Bab Satu, Bagian Satu.
Masih teringat siang itu. Saat itu usia ku masih tujuh belas tahun, aku yang waktu itu sedang asyik menonton tv di ruang keluarga sendirian kaget dengan kedatangan Ayah yang tergesa-gesa melewati ku tanpa memalingkan wajahnya. Ia masuk rumah tanpa mengucap salam yang membuat kening ku mengernyit aneh.Tak biasanya Ayah seperti itu.
Pasti ada sesuatu yang tak beres, pikir ku dalam hati. Dengan rasa penasaraan ku yang amat tinggi ini aku pun mengikuti langkah lebar Ayah pelan-pelan, takut ketahuan bahwa aku mengikutinya. Dan beruntungnya pintu kamar tidak tertutup rapat, jadi aku bisa mendengarkan obrolan Ayah dan Ibu.

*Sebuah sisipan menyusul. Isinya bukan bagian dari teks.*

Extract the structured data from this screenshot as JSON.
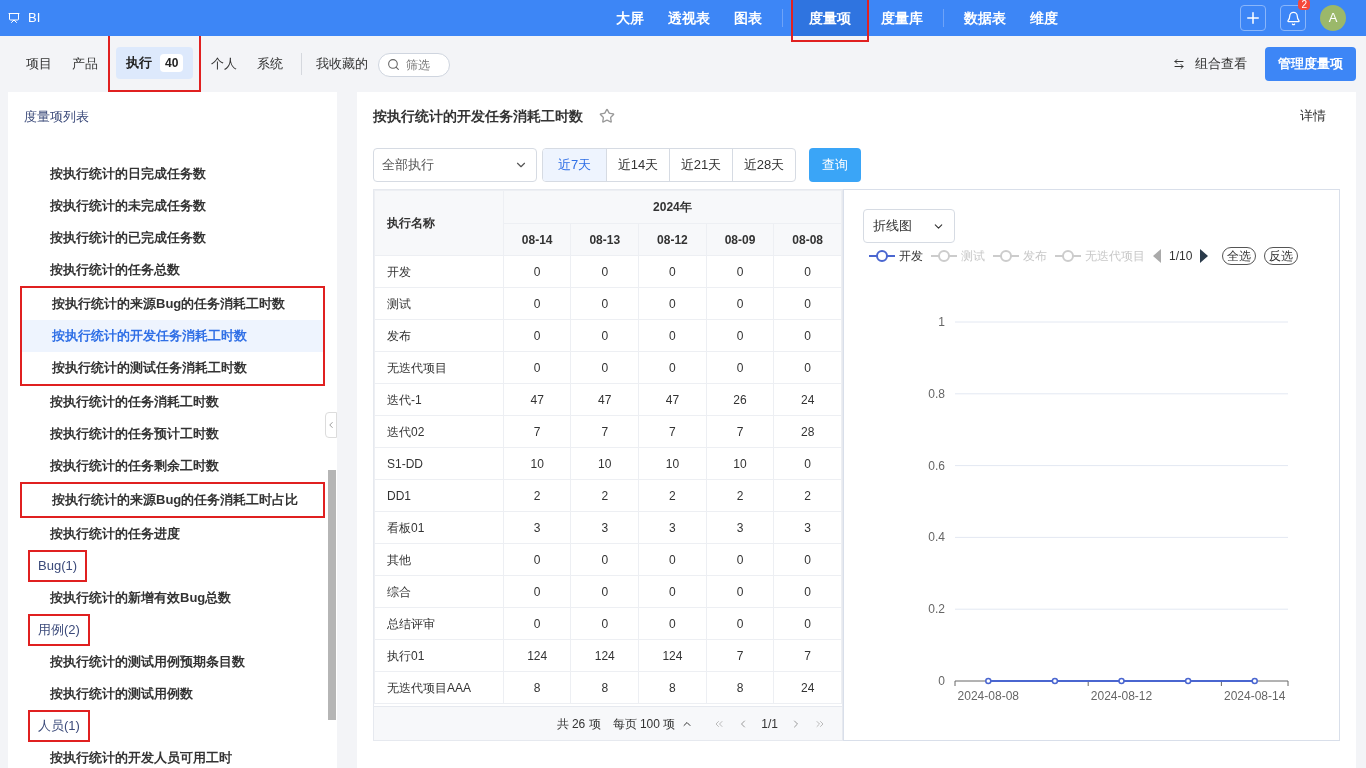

"Tidak bisa Bu, Ayah sudah mengambil keputusan ini demi kebaikan kita semua. Demi keluarga kita, demi masa depan Athiya dan juga Rayhan."
Samar-samar aku mendengar suara lirih Ayah, seperti putus asa. --Ya, walaupun aku sendiri belum pernah mendengar suara putus asa Ayah.-- Aku mendekatkan tubuh mungil ku ke pintu agar dapat mendengar lebih jelas lagi, tapi aku hanya mendengar isak tangis Ibu yang entah kenapa. Pikiran ku langsung berfikir cepat tentang masalah yang sedang terjadi saat ini.
Ayah sudah mengambil keputusan. Satu kalimat inti dari Ayah, juga suara tangis Ibu. Menjelaskan bahwa mungkin Ayah akan pergi meninggalkan kami; aku, Ibu dan, Rayhan adikku dengan jangka waktu yang lama. Tapi semoga saja tidak. Karena selama ini aku, Ibu, dan Rayhan belum pernah di tinggal oleh Ayah. Jadi serasa takut kehilangan sosok pelindung di keluarga.
Selang beberapa menit terdengar lagi suara Ayah
"Jaga anak-anak ya Bu, Ayah percaya Ibu bisa mendidik mereka dengan baik selama Ayah tidak ada disini."
Lalu suara roda menggelinding terdengar berdenyit, buru-buru aku menjauh dari kamar kembali lagi duduk manis di ruang keluarga. Pandangan ku berfokus pada layar televisi yang sedang menyala, tapi entah kenapa pikiran ku malah terbayang-bayang oleh perkataan Ayah dan isak tangis Ibu.
"Kak, maaafin Ayah tadi buru-buru masuk tanpa merhatiin kakak ada disini." Seruan Ayah membuat lamunan ku berhenti sesaat, ku alihkan perhatian ku ke sumber suara Ayah. Mata elangnya berkaca-kaca menahan tangis, aku tahu itu. Ayah tak mau menangis dihadapan aku dan Rayhan apapun keadaannya.